Washington DC - The Potomac
( Originally Published Late 1800's )
THE Great Falls of the Potomac, some fourteen miles above Washington, possess an indescribable grandeur. The Potomac rises in a spur of the Alleghany Mountains, and several streams are combined with it in its downward course. Forty-seven miles below the gap at Harper's Ferry, where the river bursts through the mountains, are the Great Falls, formed by the waters impetuously forcing a passage through a stupendous ridge of granite which here restrains the cur-rent from side to side. The river gradually narrows as it approaches the barrier, until it is only about three hundred feet wide, and then with a mighty effort rushes over the granite walls, making a descent of forty feet into hollow rocks. It then continues its course with amazing velocity, dropping foot by foot in a series of cascades, until its " perpendicular pitch " is eighty feet in a distance of about two miles. On the Virginia shore huge masses of rock stretch upward for seventy feet, and on the Maryland shore are ledges and boulders, over which the waters dash in great billows of foam. Ten miles below the Great Falls are the Little Falls, a succession of rapids with a total descent of twenty feet. Leaving these rapids, the river glides calmly toward Washington with nothing to obstruct its passage. The scenery around the Great Falls and Little Falls is very wild and picturesque. Cabin John Bridge, a notable example of bridge building, crosses the river between the two series of falls. It conveys the aqueduct of the Washington Water Works. It is four hundred and twenty feet long, and has an arch of two hundred and twenty feet, which is said to be the largest in the world. The bridge is constructed of massive granite blocks, and cost $237,000.

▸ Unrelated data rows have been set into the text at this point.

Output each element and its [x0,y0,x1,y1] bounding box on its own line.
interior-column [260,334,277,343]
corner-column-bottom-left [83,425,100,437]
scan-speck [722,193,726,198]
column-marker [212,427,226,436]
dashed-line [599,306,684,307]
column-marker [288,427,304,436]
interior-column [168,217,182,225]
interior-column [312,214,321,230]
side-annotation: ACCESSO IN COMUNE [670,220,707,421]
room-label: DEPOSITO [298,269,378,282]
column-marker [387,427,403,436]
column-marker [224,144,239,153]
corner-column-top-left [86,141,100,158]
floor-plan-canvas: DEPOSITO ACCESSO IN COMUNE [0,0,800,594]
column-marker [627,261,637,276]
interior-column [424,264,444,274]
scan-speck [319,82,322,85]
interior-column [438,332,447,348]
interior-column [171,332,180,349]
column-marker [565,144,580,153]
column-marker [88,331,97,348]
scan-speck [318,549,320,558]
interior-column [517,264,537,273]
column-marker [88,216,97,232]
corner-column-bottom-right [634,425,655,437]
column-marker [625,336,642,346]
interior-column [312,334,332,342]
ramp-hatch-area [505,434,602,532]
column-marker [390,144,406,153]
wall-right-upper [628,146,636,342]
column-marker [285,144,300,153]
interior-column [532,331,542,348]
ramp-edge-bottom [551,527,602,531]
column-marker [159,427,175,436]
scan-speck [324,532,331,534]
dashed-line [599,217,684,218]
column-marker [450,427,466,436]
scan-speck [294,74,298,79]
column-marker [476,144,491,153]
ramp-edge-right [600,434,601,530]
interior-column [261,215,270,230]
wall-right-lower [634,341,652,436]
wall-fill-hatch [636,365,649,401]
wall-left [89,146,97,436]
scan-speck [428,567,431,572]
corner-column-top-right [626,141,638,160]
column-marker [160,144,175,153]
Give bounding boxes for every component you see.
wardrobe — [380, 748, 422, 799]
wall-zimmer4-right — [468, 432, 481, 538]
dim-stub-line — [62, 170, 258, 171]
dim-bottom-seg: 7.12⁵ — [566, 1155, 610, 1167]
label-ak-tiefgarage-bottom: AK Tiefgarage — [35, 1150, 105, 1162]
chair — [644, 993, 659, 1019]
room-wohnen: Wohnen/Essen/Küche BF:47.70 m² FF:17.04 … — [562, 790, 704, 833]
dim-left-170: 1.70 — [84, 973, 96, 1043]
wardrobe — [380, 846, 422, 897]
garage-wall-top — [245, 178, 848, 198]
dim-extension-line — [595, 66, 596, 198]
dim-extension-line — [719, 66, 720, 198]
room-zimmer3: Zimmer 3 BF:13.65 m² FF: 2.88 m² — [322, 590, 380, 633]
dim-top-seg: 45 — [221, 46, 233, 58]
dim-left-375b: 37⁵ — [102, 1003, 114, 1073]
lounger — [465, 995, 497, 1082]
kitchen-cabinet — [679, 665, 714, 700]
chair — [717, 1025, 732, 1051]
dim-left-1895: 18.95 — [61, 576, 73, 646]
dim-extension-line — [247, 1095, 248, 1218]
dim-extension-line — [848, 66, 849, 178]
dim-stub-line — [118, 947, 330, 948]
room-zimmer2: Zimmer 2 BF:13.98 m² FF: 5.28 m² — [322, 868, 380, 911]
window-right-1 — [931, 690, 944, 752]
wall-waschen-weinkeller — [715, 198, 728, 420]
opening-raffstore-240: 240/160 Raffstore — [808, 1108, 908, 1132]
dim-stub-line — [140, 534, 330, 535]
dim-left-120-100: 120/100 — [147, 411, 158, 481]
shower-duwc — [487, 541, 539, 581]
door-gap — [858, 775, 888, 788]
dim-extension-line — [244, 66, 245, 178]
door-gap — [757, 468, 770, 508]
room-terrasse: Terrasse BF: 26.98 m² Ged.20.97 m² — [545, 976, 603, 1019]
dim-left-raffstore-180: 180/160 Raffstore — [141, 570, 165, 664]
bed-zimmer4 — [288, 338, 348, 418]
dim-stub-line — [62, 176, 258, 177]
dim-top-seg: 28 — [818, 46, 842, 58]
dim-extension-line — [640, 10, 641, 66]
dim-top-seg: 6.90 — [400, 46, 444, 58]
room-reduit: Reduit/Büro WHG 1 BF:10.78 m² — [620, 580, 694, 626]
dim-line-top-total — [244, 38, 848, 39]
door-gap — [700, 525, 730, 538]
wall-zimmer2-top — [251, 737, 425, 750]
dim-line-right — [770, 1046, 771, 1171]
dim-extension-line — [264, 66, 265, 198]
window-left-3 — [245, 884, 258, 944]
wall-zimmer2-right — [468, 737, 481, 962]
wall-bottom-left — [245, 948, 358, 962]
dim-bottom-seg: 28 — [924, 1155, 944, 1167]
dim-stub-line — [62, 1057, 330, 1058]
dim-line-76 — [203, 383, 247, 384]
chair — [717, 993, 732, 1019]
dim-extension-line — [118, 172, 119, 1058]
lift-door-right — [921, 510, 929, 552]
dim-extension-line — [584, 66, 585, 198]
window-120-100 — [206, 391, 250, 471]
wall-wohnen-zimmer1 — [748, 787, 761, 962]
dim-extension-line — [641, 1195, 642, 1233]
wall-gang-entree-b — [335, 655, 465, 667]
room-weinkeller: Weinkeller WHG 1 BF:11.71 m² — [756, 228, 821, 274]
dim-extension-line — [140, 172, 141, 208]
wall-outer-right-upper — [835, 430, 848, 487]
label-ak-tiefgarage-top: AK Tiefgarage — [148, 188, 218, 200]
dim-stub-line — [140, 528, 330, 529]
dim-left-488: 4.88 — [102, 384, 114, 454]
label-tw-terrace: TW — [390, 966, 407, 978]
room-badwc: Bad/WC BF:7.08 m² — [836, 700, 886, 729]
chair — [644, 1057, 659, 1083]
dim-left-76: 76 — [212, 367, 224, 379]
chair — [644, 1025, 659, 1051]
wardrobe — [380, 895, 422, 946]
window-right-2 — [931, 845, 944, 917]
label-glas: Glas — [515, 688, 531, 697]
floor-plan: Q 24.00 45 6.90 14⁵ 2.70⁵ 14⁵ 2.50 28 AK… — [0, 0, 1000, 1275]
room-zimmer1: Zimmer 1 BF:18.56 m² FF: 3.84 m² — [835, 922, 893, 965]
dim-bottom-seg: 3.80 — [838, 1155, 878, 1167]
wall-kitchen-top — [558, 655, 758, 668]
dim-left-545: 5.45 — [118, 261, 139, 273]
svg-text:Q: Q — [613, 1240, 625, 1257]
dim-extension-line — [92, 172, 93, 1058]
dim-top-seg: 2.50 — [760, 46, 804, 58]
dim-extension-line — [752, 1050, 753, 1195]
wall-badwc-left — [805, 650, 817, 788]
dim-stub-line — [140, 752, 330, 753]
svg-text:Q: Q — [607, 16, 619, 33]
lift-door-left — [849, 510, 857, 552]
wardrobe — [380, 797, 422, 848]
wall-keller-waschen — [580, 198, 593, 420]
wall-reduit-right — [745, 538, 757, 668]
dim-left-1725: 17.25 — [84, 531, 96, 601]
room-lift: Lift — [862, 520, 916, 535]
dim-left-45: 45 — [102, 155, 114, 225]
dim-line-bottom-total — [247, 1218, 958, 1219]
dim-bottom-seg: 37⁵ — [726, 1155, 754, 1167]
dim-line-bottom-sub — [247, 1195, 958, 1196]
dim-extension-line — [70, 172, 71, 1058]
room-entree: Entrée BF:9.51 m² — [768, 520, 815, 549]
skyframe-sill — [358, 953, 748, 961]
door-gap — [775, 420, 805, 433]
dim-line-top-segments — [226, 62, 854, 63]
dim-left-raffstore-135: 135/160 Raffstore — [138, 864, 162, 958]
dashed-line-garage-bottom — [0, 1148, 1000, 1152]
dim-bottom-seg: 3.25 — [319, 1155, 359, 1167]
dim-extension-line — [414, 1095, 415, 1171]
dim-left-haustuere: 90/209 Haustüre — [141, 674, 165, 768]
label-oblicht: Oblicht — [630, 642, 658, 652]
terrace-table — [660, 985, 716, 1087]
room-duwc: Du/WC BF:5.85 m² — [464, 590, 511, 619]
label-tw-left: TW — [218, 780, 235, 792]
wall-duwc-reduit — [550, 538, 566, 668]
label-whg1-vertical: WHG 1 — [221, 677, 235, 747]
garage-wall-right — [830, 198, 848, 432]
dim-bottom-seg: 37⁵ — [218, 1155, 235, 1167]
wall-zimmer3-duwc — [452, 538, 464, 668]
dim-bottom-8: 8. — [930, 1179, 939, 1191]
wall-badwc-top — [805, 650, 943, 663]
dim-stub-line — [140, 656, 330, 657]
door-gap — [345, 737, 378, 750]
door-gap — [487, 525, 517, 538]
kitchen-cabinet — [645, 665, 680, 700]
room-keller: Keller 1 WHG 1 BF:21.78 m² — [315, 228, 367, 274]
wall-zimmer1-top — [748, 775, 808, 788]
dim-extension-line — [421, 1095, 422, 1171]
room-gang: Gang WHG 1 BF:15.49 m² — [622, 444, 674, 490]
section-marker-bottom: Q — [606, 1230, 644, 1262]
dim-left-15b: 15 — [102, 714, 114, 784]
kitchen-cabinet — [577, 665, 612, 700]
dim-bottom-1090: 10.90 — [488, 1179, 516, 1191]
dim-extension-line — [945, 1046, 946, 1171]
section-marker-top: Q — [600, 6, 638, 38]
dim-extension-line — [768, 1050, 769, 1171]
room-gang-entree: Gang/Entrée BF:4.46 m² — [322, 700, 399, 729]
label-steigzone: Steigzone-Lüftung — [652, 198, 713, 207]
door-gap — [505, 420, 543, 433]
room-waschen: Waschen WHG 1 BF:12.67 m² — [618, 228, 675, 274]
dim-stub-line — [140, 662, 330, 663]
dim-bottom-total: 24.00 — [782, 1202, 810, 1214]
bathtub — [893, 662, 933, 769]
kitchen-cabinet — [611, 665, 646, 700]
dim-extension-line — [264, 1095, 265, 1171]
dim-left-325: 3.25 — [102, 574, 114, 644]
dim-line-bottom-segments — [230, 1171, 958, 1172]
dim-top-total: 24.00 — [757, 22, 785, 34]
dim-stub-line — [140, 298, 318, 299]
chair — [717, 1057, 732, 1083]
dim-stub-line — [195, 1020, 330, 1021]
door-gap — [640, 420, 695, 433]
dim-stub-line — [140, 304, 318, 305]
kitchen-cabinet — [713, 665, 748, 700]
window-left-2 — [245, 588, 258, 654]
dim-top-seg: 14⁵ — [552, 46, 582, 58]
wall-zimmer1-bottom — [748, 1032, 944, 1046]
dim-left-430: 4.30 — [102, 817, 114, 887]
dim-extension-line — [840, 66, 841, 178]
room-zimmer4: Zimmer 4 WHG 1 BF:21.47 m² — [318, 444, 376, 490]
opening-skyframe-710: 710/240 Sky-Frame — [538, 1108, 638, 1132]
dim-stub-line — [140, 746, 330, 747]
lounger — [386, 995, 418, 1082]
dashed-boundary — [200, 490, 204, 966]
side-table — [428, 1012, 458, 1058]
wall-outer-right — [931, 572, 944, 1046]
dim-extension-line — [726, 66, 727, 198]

THE Chesapeake and Ohio Canal, by means of which immense quantities of coal are brought to Georgetown from the mines of West Virginia and Maryland, and grain and produce from the West, ex-tends to Cumberland, Md., a distance of one hundred and eighty-four miles. For the first fifty miles from Georgetown, it is sixty feet in width ; then it has an average width of fifty feet to its terminus, with a depth of six feet. On its course are seventy-five capacious locks, eleven aqueducts, and nearly two hundred culverts. Water is supplied to it from the Potomac by numerous dams. The canal was first chartered in 1784, and constructed as far as the Great Falls. In 1828 another charter was obtained from Congress, with the intention of extending the course to Pittsburg, a total distance of three hundred and sixty miles. Work upon the extension was continued until 1841, when Cumberland was reached, and, for various reasons, it was made the terminus. The construction was exceedingly difficult, and cost $13,000,000. Congress appropriated $1,000,000 for the great enterprise, and Washington subscribed $1,000,000, Mary-land, $5,000,000, and Alexandria and Georgetown, $250,000 each. From Georgetown a considerable part of the coal and produce received by the canal is shipped to Southern cities.
At the Georgetown canal terminus is an aqueduct bridge, 1,446 feet long, connecting with the Virginia shore, which carries the Alexandria Canal across the Potomac. The bridge is constructed on huge granite piers of sufficient strength to resist the shock of the masses of ice which come sweeping down the river in the early spring. The canal was incorporated in 1830.